So what's to eat after watching a few rounds of badminton, some women's volleyball and a brilliant pommel horse routine?
There's Hollywood's Blue Boar, the brick-and-wrought iron space from Curtis Nysmith specializing in British cask ales. A couple of big-screen TVs hang above the bar, which means you tune in while snacking on curry and chips, a sausage roll or other types of food that make you glad the people on the telly are the ones doing strenuous exercise.
If a great beer selection is paramount, then Lucky Baldwin's in Pasadena is the ideal place to sip a pint and ponder the rules of fencing. There are plenty of rare imported beers and a laid-back vibe, plus the fish and chips, fried to a delicate crisp, is probably the best version in town.
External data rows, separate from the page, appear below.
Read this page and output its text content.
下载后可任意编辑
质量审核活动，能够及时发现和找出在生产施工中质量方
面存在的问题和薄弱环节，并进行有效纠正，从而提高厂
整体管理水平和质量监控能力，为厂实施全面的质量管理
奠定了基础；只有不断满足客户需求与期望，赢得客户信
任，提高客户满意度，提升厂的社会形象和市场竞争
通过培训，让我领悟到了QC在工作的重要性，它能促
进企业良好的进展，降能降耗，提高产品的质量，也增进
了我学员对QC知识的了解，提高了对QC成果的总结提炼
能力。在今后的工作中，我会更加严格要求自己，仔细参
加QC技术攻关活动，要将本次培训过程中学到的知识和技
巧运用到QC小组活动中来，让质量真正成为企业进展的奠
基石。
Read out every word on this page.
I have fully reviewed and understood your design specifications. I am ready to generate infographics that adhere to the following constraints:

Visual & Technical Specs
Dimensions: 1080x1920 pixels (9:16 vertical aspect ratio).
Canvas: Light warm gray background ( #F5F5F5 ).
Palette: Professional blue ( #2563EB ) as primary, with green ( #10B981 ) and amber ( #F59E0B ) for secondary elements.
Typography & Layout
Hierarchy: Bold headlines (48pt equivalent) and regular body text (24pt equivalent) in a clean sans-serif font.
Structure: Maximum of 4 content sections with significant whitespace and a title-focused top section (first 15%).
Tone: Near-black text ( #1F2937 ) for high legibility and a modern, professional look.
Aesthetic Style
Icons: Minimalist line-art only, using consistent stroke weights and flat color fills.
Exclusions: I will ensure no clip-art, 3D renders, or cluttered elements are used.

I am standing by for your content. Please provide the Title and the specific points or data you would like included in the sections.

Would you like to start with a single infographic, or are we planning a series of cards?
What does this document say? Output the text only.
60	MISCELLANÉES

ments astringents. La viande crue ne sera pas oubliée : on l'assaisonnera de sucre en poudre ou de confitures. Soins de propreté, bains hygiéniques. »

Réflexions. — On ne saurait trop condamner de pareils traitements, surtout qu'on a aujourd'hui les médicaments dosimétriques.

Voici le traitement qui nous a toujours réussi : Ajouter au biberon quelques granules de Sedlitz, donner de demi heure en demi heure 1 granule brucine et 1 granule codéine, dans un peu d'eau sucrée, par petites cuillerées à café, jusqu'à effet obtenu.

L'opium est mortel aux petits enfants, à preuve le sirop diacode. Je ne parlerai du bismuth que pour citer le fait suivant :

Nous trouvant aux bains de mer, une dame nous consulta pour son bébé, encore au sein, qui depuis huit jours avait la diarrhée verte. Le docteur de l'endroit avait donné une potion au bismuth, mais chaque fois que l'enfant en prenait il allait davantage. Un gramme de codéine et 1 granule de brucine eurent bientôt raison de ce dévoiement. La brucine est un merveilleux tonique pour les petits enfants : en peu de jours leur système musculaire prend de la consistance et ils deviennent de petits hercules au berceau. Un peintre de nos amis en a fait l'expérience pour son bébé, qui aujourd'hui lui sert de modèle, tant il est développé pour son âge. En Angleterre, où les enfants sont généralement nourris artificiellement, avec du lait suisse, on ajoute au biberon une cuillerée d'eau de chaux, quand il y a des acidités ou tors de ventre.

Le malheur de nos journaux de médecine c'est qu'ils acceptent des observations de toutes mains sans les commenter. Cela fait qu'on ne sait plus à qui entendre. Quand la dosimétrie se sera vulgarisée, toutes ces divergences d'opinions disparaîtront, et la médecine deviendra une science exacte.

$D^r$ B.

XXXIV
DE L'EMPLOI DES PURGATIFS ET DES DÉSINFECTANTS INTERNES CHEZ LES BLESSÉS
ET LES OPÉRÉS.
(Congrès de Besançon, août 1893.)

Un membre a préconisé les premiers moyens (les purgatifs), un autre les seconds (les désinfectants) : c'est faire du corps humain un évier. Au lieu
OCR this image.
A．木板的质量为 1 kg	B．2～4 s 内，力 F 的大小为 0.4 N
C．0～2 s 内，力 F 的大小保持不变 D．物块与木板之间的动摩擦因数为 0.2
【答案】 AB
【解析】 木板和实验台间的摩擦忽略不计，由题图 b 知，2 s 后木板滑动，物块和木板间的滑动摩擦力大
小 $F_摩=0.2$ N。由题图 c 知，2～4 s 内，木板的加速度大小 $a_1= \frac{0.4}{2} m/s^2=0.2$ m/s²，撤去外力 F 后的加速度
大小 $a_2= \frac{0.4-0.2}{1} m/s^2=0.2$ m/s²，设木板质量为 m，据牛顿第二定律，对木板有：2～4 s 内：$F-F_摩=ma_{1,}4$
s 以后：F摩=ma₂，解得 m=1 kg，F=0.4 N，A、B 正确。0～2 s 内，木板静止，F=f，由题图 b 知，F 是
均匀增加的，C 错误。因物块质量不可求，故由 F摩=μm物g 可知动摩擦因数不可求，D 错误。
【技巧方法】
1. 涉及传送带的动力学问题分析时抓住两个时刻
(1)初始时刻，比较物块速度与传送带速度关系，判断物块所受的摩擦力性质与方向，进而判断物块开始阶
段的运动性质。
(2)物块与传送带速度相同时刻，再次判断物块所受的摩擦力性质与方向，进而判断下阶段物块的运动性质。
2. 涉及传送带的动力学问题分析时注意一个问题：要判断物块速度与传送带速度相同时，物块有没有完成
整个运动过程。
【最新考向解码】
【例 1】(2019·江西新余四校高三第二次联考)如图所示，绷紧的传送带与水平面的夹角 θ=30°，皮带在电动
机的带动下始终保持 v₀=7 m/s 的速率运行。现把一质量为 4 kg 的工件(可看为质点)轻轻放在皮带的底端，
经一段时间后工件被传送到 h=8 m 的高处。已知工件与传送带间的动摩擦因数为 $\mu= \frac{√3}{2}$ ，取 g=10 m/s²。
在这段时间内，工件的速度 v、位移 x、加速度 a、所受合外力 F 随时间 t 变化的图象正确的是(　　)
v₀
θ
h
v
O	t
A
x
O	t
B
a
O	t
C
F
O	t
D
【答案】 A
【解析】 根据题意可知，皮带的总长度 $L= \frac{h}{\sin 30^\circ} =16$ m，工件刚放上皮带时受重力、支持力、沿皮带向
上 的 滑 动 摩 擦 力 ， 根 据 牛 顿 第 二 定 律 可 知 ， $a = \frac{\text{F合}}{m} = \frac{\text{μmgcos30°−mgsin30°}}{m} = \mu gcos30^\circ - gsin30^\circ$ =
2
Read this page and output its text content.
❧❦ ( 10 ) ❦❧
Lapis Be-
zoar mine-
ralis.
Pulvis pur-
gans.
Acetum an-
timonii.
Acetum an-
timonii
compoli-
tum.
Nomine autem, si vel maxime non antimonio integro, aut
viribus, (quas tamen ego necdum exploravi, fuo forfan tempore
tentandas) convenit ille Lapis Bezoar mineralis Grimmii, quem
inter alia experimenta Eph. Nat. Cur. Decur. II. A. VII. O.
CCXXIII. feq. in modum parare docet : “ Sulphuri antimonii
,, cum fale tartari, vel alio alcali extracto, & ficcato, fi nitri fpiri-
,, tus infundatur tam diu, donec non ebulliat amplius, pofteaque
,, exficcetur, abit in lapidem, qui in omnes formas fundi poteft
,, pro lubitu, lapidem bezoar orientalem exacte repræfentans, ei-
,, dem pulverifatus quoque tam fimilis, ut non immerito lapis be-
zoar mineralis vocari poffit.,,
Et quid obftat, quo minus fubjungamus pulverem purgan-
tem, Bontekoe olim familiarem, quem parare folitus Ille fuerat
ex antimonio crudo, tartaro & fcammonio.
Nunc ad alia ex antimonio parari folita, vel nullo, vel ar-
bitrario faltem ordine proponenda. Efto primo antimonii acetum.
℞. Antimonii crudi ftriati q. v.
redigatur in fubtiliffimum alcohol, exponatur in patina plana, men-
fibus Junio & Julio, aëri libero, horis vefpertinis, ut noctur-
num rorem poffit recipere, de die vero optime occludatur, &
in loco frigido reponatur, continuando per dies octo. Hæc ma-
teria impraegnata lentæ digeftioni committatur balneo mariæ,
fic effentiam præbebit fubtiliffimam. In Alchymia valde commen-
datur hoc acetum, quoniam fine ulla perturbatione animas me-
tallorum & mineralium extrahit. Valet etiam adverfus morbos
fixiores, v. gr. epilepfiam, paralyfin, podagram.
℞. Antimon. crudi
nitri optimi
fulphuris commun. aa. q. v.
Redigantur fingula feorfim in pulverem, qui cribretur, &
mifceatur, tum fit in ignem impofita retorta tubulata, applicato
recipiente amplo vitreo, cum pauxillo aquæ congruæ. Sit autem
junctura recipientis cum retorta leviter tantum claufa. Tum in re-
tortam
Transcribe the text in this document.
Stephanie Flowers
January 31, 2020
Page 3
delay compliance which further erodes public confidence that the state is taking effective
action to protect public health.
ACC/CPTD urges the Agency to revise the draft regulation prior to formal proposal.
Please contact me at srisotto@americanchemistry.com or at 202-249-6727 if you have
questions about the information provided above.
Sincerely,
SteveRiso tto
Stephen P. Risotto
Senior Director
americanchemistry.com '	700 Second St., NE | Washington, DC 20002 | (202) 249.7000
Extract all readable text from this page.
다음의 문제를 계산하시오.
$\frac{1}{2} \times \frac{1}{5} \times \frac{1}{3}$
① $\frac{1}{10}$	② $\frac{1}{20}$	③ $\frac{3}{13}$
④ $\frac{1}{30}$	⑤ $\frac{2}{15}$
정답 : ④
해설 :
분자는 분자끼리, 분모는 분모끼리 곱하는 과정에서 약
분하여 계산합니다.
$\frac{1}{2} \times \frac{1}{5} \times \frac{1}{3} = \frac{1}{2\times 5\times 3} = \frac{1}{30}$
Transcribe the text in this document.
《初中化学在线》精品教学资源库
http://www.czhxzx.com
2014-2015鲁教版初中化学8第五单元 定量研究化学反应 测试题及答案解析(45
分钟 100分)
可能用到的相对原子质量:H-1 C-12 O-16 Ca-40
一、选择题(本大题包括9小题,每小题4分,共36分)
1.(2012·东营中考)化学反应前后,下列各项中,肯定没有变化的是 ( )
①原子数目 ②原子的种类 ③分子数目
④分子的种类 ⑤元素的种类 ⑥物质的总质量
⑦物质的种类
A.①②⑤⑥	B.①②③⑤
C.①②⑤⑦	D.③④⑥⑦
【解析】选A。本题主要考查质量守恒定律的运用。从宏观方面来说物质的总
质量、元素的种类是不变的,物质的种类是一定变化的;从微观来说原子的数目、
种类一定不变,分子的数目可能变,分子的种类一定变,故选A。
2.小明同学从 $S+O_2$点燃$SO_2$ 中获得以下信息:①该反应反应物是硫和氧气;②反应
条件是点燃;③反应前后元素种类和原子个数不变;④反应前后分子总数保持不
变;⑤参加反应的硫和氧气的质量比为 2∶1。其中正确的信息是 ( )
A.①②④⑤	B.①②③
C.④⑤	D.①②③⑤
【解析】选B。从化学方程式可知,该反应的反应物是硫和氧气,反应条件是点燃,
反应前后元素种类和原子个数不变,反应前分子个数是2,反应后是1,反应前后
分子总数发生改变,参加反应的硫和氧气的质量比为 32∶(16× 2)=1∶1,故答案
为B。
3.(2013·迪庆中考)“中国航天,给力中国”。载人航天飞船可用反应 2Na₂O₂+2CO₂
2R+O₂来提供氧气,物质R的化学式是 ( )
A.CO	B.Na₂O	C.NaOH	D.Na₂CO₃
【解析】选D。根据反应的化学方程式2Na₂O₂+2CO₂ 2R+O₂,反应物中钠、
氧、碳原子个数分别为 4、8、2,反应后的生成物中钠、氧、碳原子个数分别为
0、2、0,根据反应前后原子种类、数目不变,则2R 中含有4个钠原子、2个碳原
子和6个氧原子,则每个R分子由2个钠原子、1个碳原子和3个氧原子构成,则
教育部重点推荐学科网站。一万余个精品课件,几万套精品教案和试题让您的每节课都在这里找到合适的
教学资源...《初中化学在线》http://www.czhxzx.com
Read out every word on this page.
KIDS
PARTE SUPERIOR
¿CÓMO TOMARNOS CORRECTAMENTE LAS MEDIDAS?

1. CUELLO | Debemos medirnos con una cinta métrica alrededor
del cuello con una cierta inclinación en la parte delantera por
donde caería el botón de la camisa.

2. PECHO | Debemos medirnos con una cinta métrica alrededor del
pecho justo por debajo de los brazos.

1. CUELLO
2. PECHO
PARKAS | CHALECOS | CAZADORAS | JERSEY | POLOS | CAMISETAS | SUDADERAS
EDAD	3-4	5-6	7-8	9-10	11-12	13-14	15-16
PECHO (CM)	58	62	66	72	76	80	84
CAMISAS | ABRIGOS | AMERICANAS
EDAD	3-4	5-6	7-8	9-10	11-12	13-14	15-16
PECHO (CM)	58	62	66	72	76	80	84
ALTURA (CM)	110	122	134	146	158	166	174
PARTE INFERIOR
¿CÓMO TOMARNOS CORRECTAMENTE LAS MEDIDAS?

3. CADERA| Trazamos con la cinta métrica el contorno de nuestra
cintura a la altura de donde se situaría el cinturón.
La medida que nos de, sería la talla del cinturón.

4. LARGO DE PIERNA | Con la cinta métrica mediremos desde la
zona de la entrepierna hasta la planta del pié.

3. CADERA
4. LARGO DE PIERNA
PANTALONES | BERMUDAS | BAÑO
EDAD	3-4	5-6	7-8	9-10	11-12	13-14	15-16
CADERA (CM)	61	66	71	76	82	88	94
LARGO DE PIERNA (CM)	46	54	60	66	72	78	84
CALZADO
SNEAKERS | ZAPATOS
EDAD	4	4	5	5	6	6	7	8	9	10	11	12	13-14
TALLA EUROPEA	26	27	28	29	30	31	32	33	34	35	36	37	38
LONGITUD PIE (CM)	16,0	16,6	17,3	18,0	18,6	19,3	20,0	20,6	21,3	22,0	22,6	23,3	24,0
Have you ever had a Scotch egg? Because Robin Hood British Pub does a particularly good one. (Can an egg wrapped in fried sausage ever be that bad?) The bangers and mash is kind of a staple here: two plump blackened sausages with dollops of mashed potatoes. If you happen to get bored during a commercial break or a Ryan Seacrest interview, you could always play a round of darts, a favorite pastime among Robin Hood patrons.
The crown jewel of L.A.'s British pubs is likely the King's Head in Santa Monica, a place that draws the most British expats and seems to be a tad rowdy even during its slowest hours. Its most famous dish is probably the traditional breakfast fry-up, which contains enough cuts of meat to power a team of shotputters. In the evening, there are pies and pasties galore as well as a generous selection of draft beers.